I guess I’m not sure why this is remotely worth commenting on, but it seems to have struck a nerve. It’s like being upset that NPR takes donations but then gives its staff 15 minutes off to watch a tiny desk concert sometimes.

>Do you think they should have to embrace austerity because they’ve asked for donations?

"Not embracing austerity" is one thing, "asking for donations" is another thing, "what Wikimedia currently does" is something completely different from these two things.

When you get a banner featuring Jimmy Wales with the words "Please read: A personal appeal from Wikipedia founder Jimmy Wales" and then something like this:

>To all our readers in the UK,

>Please don’t scroll past this. This Friday, for the 1st time recently, we interrupt your reading to humbly ask you to support Wikipedia’s independence. Only 2% of our readers give. Many think they’ll give later, but then forget. If you donate just £2, or whatever you can this Friday, Wikipedia could keep thriving for years.

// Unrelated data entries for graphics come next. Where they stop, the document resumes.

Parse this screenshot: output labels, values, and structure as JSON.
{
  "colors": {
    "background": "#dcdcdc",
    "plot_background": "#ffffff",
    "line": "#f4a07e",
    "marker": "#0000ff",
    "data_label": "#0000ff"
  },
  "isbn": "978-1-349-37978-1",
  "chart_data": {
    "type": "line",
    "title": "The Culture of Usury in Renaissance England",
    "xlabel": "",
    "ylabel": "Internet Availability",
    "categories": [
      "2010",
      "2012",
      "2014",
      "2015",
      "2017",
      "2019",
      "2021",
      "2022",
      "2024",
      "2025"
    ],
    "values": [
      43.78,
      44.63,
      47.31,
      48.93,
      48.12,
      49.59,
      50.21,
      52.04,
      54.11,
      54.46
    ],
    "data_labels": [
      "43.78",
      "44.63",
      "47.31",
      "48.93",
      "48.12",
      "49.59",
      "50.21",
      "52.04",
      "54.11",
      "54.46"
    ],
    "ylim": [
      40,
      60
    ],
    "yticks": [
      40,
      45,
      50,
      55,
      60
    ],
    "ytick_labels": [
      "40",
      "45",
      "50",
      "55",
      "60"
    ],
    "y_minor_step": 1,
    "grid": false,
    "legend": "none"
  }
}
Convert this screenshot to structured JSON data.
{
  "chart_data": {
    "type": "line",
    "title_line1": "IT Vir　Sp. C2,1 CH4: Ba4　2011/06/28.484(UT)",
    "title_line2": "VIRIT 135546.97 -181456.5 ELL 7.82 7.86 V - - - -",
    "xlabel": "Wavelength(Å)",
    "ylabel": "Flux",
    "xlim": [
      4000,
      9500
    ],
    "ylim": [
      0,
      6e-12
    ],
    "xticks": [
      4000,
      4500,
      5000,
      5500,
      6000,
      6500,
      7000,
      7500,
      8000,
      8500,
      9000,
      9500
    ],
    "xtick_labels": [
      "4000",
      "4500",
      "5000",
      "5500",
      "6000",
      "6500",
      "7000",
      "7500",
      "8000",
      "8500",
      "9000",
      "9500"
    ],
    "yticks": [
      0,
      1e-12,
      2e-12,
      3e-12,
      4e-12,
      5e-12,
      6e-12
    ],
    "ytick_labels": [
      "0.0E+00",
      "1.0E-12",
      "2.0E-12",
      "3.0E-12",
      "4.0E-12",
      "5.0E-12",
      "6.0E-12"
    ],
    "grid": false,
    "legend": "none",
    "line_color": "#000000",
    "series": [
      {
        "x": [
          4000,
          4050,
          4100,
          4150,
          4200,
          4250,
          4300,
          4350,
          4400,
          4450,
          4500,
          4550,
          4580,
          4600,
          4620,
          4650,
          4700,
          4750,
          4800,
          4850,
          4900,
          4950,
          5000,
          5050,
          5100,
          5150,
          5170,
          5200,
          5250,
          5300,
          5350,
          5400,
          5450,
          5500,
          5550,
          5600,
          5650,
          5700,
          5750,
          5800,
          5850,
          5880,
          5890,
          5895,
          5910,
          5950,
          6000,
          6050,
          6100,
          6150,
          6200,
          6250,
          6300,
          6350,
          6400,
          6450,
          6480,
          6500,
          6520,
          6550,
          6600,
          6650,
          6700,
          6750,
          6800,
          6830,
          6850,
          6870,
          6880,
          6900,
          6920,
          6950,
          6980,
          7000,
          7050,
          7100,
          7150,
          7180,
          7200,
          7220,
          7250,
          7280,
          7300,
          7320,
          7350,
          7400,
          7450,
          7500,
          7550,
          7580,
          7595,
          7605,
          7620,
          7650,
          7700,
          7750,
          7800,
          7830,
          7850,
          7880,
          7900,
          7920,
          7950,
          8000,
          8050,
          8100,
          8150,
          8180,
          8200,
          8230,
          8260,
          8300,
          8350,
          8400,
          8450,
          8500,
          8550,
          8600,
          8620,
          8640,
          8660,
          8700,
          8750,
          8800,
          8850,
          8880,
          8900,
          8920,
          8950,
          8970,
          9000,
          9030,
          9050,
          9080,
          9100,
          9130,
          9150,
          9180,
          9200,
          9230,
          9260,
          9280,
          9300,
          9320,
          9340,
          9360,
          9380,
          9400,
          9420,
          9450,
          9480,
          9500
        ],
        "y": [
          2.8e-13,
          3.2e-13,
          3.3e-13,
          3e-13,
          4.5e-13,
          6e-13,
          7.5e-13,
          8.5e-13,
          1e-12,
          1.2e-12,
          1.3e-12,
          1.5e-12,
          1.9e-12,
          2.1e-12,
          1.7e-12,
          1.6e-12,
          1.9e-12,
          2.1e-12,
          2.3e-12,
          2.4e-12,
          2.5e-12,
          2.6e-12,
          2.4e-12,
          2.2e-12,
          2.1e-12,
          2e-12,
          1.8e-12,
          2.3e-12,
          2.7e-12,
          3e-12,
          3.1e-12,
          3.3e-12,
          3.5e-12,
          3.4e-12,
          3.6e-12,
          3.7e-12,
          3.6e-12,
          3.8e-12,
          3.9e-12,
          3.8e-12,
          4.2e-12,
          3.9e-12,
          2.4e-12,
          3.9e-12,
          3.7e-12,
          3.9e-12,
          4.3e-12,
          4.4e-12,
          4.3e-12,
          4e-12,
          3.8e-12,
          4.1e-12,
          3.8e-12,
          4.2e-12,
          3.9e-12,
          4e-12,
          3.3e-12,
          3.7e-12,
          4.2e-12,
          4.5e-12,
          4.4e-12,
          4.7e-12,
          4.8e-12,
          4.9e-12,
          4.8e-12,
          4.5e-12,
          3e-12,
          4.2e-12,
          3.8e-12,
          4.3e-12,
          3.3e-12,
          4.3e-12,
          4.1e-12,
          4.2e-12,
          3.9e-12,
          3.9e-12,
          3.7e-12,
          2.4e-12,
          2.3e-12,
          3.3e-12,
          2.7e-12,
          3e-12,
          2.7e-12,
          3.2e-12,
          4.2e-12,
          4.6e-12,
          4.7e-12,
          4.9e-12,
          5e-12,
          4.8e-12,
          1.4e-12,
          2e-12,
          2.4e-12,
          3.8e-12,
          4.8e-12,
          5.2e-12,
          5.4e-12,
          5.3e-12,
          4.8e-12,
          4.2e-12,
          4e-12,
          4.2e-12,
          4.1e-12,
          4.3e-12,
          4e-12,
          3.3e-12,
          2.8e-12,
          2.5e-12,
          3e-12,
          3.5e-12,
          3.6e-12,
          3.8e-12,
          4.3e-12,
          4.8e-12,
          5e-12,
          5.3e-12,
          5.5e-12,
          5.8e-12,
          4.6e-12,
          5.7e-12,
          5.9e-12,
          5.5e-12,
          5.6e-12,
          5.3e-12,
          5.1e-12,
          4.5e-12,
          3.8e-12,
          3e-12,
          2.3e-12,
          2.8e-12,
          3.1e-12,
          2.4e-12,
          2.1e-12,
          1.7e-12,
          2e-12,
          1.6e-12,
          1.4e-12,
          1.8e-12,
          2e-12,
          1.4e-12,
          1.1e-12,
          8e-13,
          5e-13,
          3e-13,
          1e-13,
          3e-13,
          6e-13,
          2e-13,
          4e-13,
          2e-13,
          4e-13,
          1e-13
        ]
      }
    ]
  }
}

The impression is that Wikipedia (NOT Wikimedia) is in need of money to keep operating, which is simply not true.

Wikipedia has got more than enough money to keep operating, if Wikipedia, ever in our lifetimes, goes under, it won't be because they weren't given enough money but because they mishandled it.

It's like having a beggar come to you saying that he needs to eat, then seeing him 20 minutes later driving a porsche. I consider this to be abhorrent behavior. I donated once and will NEVER. EVER do it again and I advise nobody does it. If you want to do a good deed donate to the Internet Archive.

> if Wikipedia, ever in our lifetimes, goes under, it won't be because they weren't given enough money

I agree, I think it will be because they'll accept more money from commercial actors on the terms of whoever these actors are – Google currently does not seem to force any conditions on WP, as far as I can tell.

> If you want to do a good deed donate to the Internet Archive.

I agree with this as well but I consider both Wikimedia and the Internet Archive as extremely important.

Charitable causes always are at risk of "wasting" money. But the reason for that is that in a purely capitalistic sense the cause itself is not profitable.

Because nobody who survives on donations or taxes should have the luxury of consuming more than 800 calories per day.
I think a lot of abstract wikipedia is coming from restricted grants not the general donation pool.

Its a weird thing in the non profit world where its often easier to get money for pie in the sky things than keeping the lights on.

Why is that so hard to believe? It’s a global organisation.
This is a much more interesting link than the actual article link.